Keywords

Case Presentation and Discussion

26-year-old young man with dyspnea and palpitation (FC II-III), Low aptitude, low-grade fever, and weight loss, Soft S1, SM II/VI in LSB, DM III/VI in LSB and specially in RUSB & low-Pitched apical diastolic murmur. Three sets of blood cultures grew viridans group streptococci. Here is the TTE and TEE findings (Figs. 10.1, 10.2, 10.3, 10.4, 10.5, 10.6, 10.7, 10.8, 10.9, 10.10, 10.11 and 10.12):

Fig. 10.1
figure 1

M-mode tracing of LV, significant LV enlargement with LVEF = 50%

Fig. 10.2
figure 2

Apical four-chamber view, severe LV enlargement with LVEF = 50%

Fig. 10.3
figure 3

Parasternal long-axis view, severe LV enlargement, bicuspid AV, vegetation on AV (arrow)

Fig. 10.4
figure 4

Severe multi-jet AI due to destructed and perforated bicuspid aortic valve because of IE. Upper left: Parasternal short-axis view; Upper right: TEE, ME, 120′ view; Lower left: TEE, ME, 0′ view; Lower right: TEE, Trans-gastric, 90′ view

Fig. 10.5
figure 5

Color-Doppler flow of Severe AI, AI flow PHT = 196 ms

Fig. 10.6
figure 6

Holo-diastolic flow reversal in the proximal part of descending aorta due to severe AI

Fig. 10.7
figure 7

Coarctation of aorta; flow velocity = 3.7 m/s

Fig. 10.8
figure 8

Typical Doppler flow for aortic coarctation of abdominal aorta

Fig. 10.9
figure 9

TEE view. UE. 90′. Coarctation of aorta (arrow)

Fig. 10.10
figure 10

Color flow of coarctation site (black arrow); Mirror artifact (wide arrow)

Fig. 10.11
figure 11

Transesophageal echocardiography; descending aorta, Coarctation site (blue arrow); intraluminal vegetations (wide blue arrow); associated with a complex pseudoaneurysm (wide white arrow)

Fig. 10.12
figure 12

Coarctation and vegetations and Pseudoaneurysm (wide blue arrow); also the neck of pseudoaneurysm is seen clearly (narrow arrow)

He underwent two-staged surgeries (at first repair for coarctation and then excision the pseudoaneurysm) and Aortic valve replacement 8 days later.

Macroscopic examination of the operative piece revealed a false aneurysm corresponding to the post stenotic dilatation communicating with the aortic lumen by a small hole.
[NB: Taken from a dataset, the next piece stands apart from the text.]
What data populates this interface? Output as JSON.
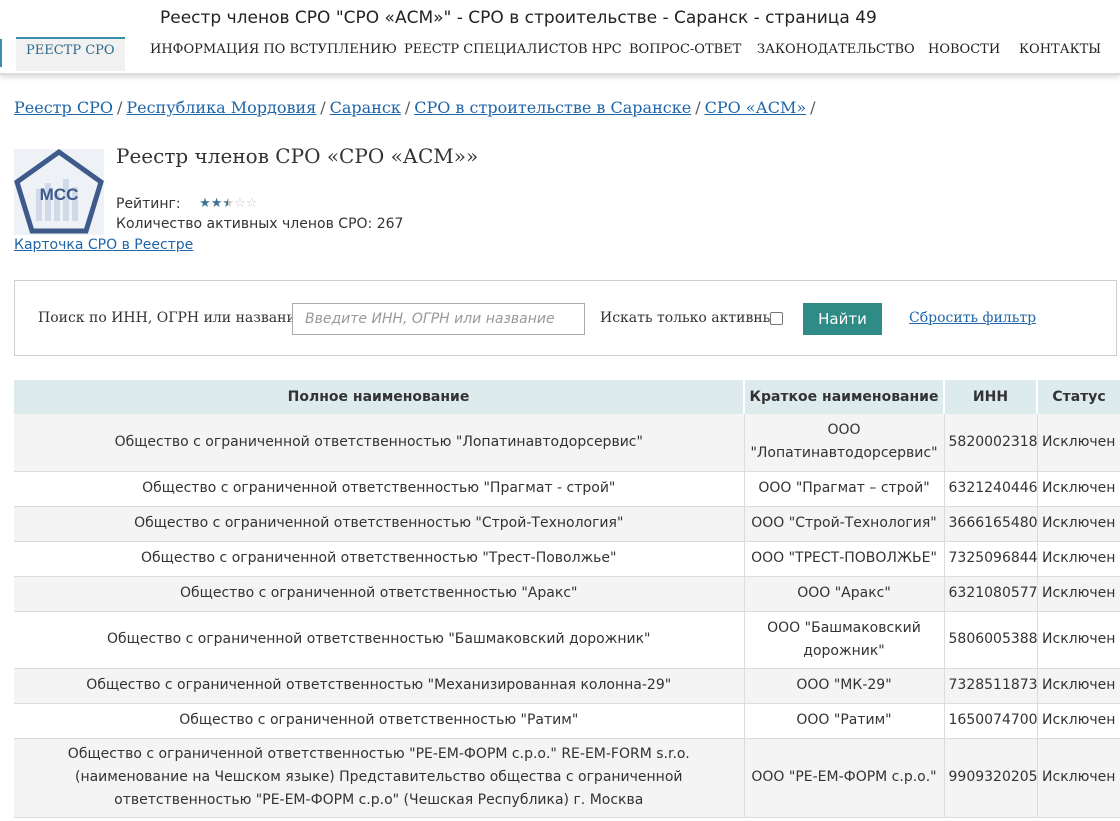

Postoperatively, the patient felt well with no complications. TEE study did not show any abnormality at the level of the dacron tube.

The last TTE before discharge includes: Severe LV enlargement and dysfunction (LVEF = 20–25%). Mild RV enlargement with moderate dysfunction. Acceptable AV prosthesis hemodynamic study with normal range of motion, no vegetation. Normal flow in Gore-tex and No PE.

So, aortic coarctation is an example of congenital malformation with a high risk of development of endocarditis-endarteritis. In aortic coarctation, blood flows through a narrowing in the aorta at high velocity, resulting in a lower-pressure “sink” in the area distal to the stenosis. Bacteria may attach to the aortic wall in this low-pressure region, especially when there is concurrent endothelial injury. In coarctation, endothelial injury is likely precipitated by shear stress forces [1,2,3,4,5].